If you’ve been managing your finances well, you might even see the next few months as an opportunity to invest. That’s because many investors shouldn’t listen to their gut instincts. In times of recession and turbulence, it’s time to buy, not sell! And since during recessions some asset classes and sectors (healthcare, consumer) are more resilient than others, you’ll probably sleep better if your wealth is well diversified.

Don’t bury your head in the sand just yet…

Wearing rose-colored glasses all the time is also not the best option for managing your investment portfolio and assets. The main idea is to remain optimistic, with a touch of realism. For example, if you are in the process of withdrawing your assets, it is absolutely necessary to take this into account in your investment objectives and review the allocation of your investments. If you are highly risk intolerant, it is also not a bad idea to consider purchasing an annuity for a portion of your assets.
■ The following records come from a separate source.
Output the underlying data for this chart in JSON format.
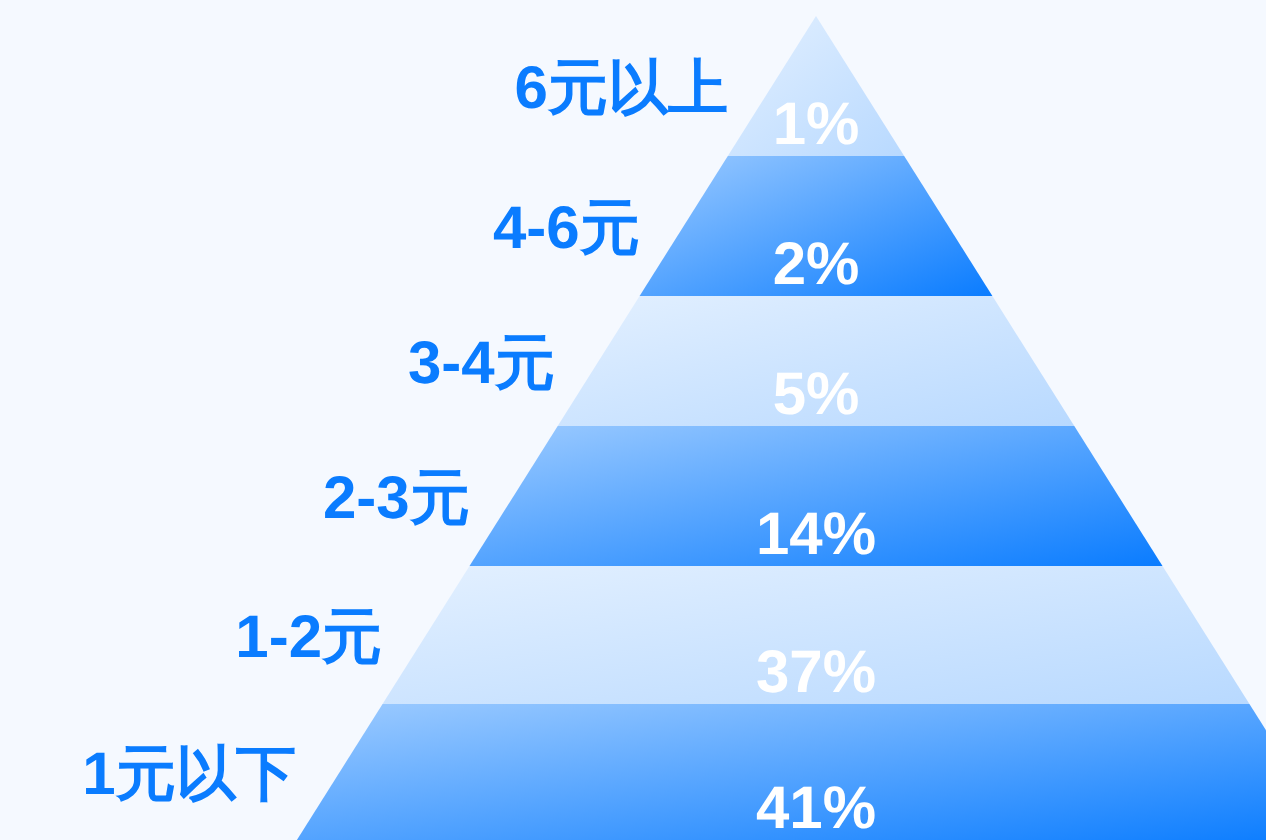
{
  "chart_data": {
    "type": "other",
    "categories": [
      "6元以上",
      "4-6元",
      "3-4元",
      "2-3元",
      "1-2元",
      "1元以下"
    ],
    "values": [
      1,
      2,
      5,
      14,
      37,
      41
    ],
    "value_labels": [
      "1%",
      "2%",
      "5%",
      "14%",
      "37%",
      "41%"
    ],
    "colors": [
      "#b8d9ff",
      "#0a7cff",
      "#b8d9ff",
      "#0a7cff",
      "#b8d9ff",
      "#0a7cff"
    ]
  }
}
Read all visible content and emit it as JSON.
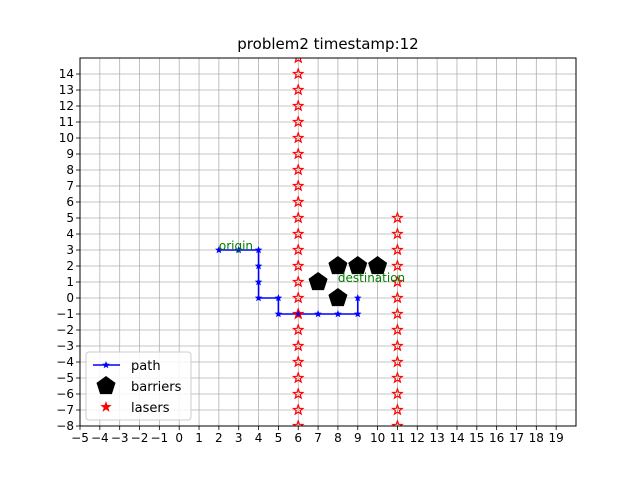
{
  "chart_data": {
    "type": "scatter",
    "title": "problem2 timestamp:12",
    "xlabel": "",
    "ylabel": "",
    "xlim": [
      -5,
      20
    ],
    "ylim": [
      -8,
      15
    ],
    "grid": true,
    "legend_position": "lower-left",
    "xticks": [
      -5,
      -4,
      -3,
      -2,
      -1,
      0,
      1,
      2,
      3,
      4,
      5,
      6,
      7,
      8,
      9,
      10,
      11,
      12,
      13,
      14,
      15,
      16,
      17,
      18,
      19
    ],
    "yticks": [
      -8,
      -7,
      -6,
      -5,
      -4,
      -3,
      -2,
      -1,
      0,
      1,
      2,
      3,
      4,
      5,
      6,
      7,
      8,
      9,
      10,
      11,
      12,
      13,
      14
    ],
    "series": [
      {
        "name": "path",
        "kind": "line-star",
        "color": "#0000ff",
        "x": [
          2,
          3,
          4,
          4,
          4,
          4,
          5,
          5,
          6,
          7,
          8,
          9,
          9
        ],
        "y": [
          3,
          3,
          3,
          2,
          1,
          0,
          0,
          -1,
          -1,
          -1,
          -1,
          -1,
          0
        ]
      },
      {
        "name": "barriers",
        "kind": "pentagon",
        "color": "#000000",
        "x": [
          7,
          8,
          8,
          9,
          10
        ],
        "y": [
          1,
          0,
          2,
          2,
          2
        ]
      },
      {
        "name": "lasers",
        "kind": "star",
        "color": "#ff0000",
        "x": [
          6,
          6,
          6,
          6,
          6,
          6,
          6,
          6,
          6,
          6,
          6,
          6,
          6,
          6,
          6,
          6,
          6,
          6,
          6,
          6,
          6,
          6,
          6,
          6,
          11,
          11,
          11,
          11,
          11,
          11,
          11,
          11,
          11,
          11,
          11,
          11,
          11,
          11
        ],
        "y": [
          -8,
          -7,
          -6,
          -5,
          -4,
          -3,
          -2,
          -1,
          0,
          1,
          2,
          3,
          4,
          5,
          6,
          7,
          8,
          9,
          10,
          11,
          12,
          13,
          14,
          15,
          -8,
          -7,
          -6,
          -5,
          -4,
          -3,
          -2,
          -1,
          0,
          1,
          2,
          3,
          4,
          5
        ]
      }
    ],
    "annotations": [
      {
        "text": "origin",
        "x": 2,
        "y": 3,
        "color": "#008000"
      },
      {
        "text": "destination",
        "x": 8,
        "y": 1,
        "color": "#008000"
      }
    ],
    "legend": [
      "path",
      "barriers",
      "lasers"
    ]
  }
}
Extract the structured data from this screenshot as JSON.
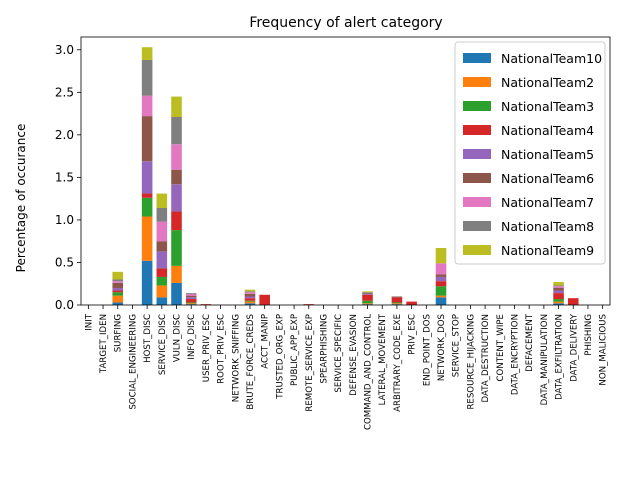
{
  "chart_data": {
    "type": "bar",
    "stacked": true,
    "title": "Frequency of alert category",
    "xlabel": "",
    "ylabel": "Percentage of occurance",
    "ylim": [
      0,
      3.15
    ],
    "yticks": [
      "0.0",
      "0.5",
      "1.0",
      "1.5",
      "2.0",
      "2.5",
      "3.0"
    ],
    "grid": false,
    "legend_position": "top-right",
    "categories": [
      "INIT",
      "TARGET_IDEN",
      "SURFING",
      "SOCIAL_ENGINEERING",
      "HOST_DISC",
      "SERVICE_DISC",
      "VULN_DISC",
      "INFO_DISC",
      "USER_PRIV_ESC",
      "ROOT_PRIV_ESC",
      "NETWORK_SNIFFING",
      "BRUTE_FORCE_CREDS",
      "ACCT_MANIP",
      "TRUSTED_ORG_EXP",
      "PUBLIC_APP_EXP",
      "REMOTE_SERVICE_EXP",
      "SPEARPHISHING",
      "SERVICE_SPECIFIC",
      "DEFENSE_EVASION",
      "COMMAND_AND_CONTROL",
      "LATERAL_MOVEMENT",
      "ARBITRARY_CODE_EXE",
      "PRIV_ESC",
      "END_POINT_DOS",
      "NETWORK_DOS",
      "SERVICE_STOP",
      "RESOURCE_HIJACKING",
      "DATA_DESTRUCTION",
      "CONTENT_WIPE",
      "DATA_ENCRYPTION",
      "DEFACEMENT",
      "DATA_MANIPULATION",
      "DATA_EXFILTRATION",
      "DATA_DELIVERY",
      "PHISHING",
      "NON_MALICIOUS"
    ],
    "series": [
      {
        "name": "NationalTeam10",
        "color": "#1f77b4",
        "values": [
          0,
          0,
          0.03,
          0,
          0.52,
          0.09,
          0.26,
          0.01,
          0,
          0,
          0,
          0.02,
          0,
          0,
          0,
          0,
          0,
          0,
          0,
          0.01,
          0,
          0.01,
          0,
          0,
          0.09,
          0,
          0,
          0,
          0,
          0,
          0,
          0,
          0.02,
          0,
          0,
          0
        ]
      },
      {
        "name": "NationalTeam2",
        "color": "#ff7f0e",
        "values": [
          0,
          0,
          0.08,
          0,
          0.52,
          0.14,
          0.2,
          0.01,
          0,
          0,
          0,
          0.02,
          0,
          0,
          0,
          0,
          0,
          0,
          0,
          0.01,
          0,
          0.01,
          0,
          0,
          0.02,
          0,
          0,
          0,
          0,
          0,
          0,
          0,
          0.02,
          0,
          0,
          0
        ]
      },
      {
        "name": "NationalTeam3",
        "color": "#2ca02c",
        "values": [
          0,
          0,
          0.04,
          0,
          0.22,
          0.1,
          0.42,
          0.01,
          0,
          0,
          0,
          0.01,
          0,
          0,
          0,
          0,
          0,
          0,
          0,
          0.03,
          0,
          0.01,
          0,
          0,
          0.11,
          0,
          0,
          0,
          0,
          0,
          0,
          0,
          0.03,
          0,
          0,
          0
        ]
      },
      {
        "name": "NationalTeam4",
        "color": "#d62728",
        "values": [
          0,
          0,
          0.02,
          0,
          0.05,
          0.1,
          0.22,
          0.04,
          0.01,
          0,
          0,
          0.03,
          0.12,
          0,
          0,
          0.01,
          0,
          0,
          0,
          0.07,
          0,
          0.06,
          0.04,
          0,
          0.06,
          0,
          0,
          0,
          0,
          0,
          0,
          0,
          0.07,
          0.08,
          0,
          0
        ]
      },
      {
        "name": "NationalTeam5",
        "color": "#9467bd",
        "values": [
          0,
          0,
          0.03,
          0,
          0.38,
          0.2,
          0.32,
          0.02,
          0,
          0,
          0,
          0.02,
          0,
          0,
          0,
          0,
          0,
          0,
          0,
          0.01,
          0,
          0,
          0,
          0,
          0.05,
          0,
          0,
          0,
          0,
          0,
          0,
          0,
          0.03,
          0,
          0,
          0
        ]
      },
      {
        "name": "NationalTeam6",
        "color": "#8c564b",
        "values": [
          0,
          0,
          0.06,
          0,
          0.53,
          0.12,
          0.17,
          0.02,
          0,
          0,
          0,
          0.03,
          0,
          0,
          0,
          0,
          0,
          0,
          0,
          0.01,
          0,
          0.01,
          0,
          0,
          0.03,
          0,
          0,
          0,
          0,
          0,
          0,
          0,
          0.03,
          0,
          0,
          0
        ]
      },
      {
        "name": "NationalTeam7",
        "color": "#e377c2",
        "values": [
          0,
          0,
          0.02,
          0,
          0.24,
          0.23,
          0.3,
          0.02,
          0,
          0,
          0,
          0.02,
          0,
          0,
          0,
          0,
          0,
          0,
          0,
          0,
          0,
          0,
          0,
          0,
          0.13,
          0,
          0,
          0,
          0,
          0,
          0,
          0,
          0.02,
          0,
          0,
          0
        ]
      },
      {
        "name": "NationalTeam8",
        "color": "#7f7f7f",
        "values": [
          0,
          0,
          0.02,
          0,
          0.42,
          0.16,
          0.32,
          0.01,
          0,
          0,
          0,
          0.01,
          0,
          0,
          0,
          0,
          0,
          0,
          0,
          0.01,
          0,
          0,
          0,
          0,
          0,
          0,
          0,
          0,
          0,
          0,
          0,
          0,
          0.01,
          0,
          0,
          0
        ]
      },
      {
        "name": "NationalTeam9",
        "color": "#bcbd22",
        "values": [
          0,
          0,
          0.09,
          0,
          0.15,
          0.17,
          0.24,
          0,
          0,
          0,
          0,
          0.02,
          0,
          0,
          0,
          0,
          0,
          0,
          0,
          0.01,
          0,
          0,
          0,
          0,
          0.18,
          0,
          0,
          0,
          0,
          0,
          0,
          0,
          0.04,
          0,
          0,
          0
        ]
      }
    ]
  }
}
Additionally, most investors can’t afford to miss out on long-term growth in their investment portfolio, and avoiding risk reduces it. That doesn’t mean there’s nothing you can do to better weather a recession. Spending within your real means is obviously the foundation of any form of wealth, and that’s especially true if your income is unstable or influenced by the strength of the economy. This will allow you to avoid debt or reduce your mortgage, build an emergency fund if needed, or invest regularly.

Negativity bias is universal, and fortunately, it may well diminish with age. Whether you’re a young investor or nearing retirement, it’s still wise to seek professional advice, who can help you make rational decisions during emotionally charged times.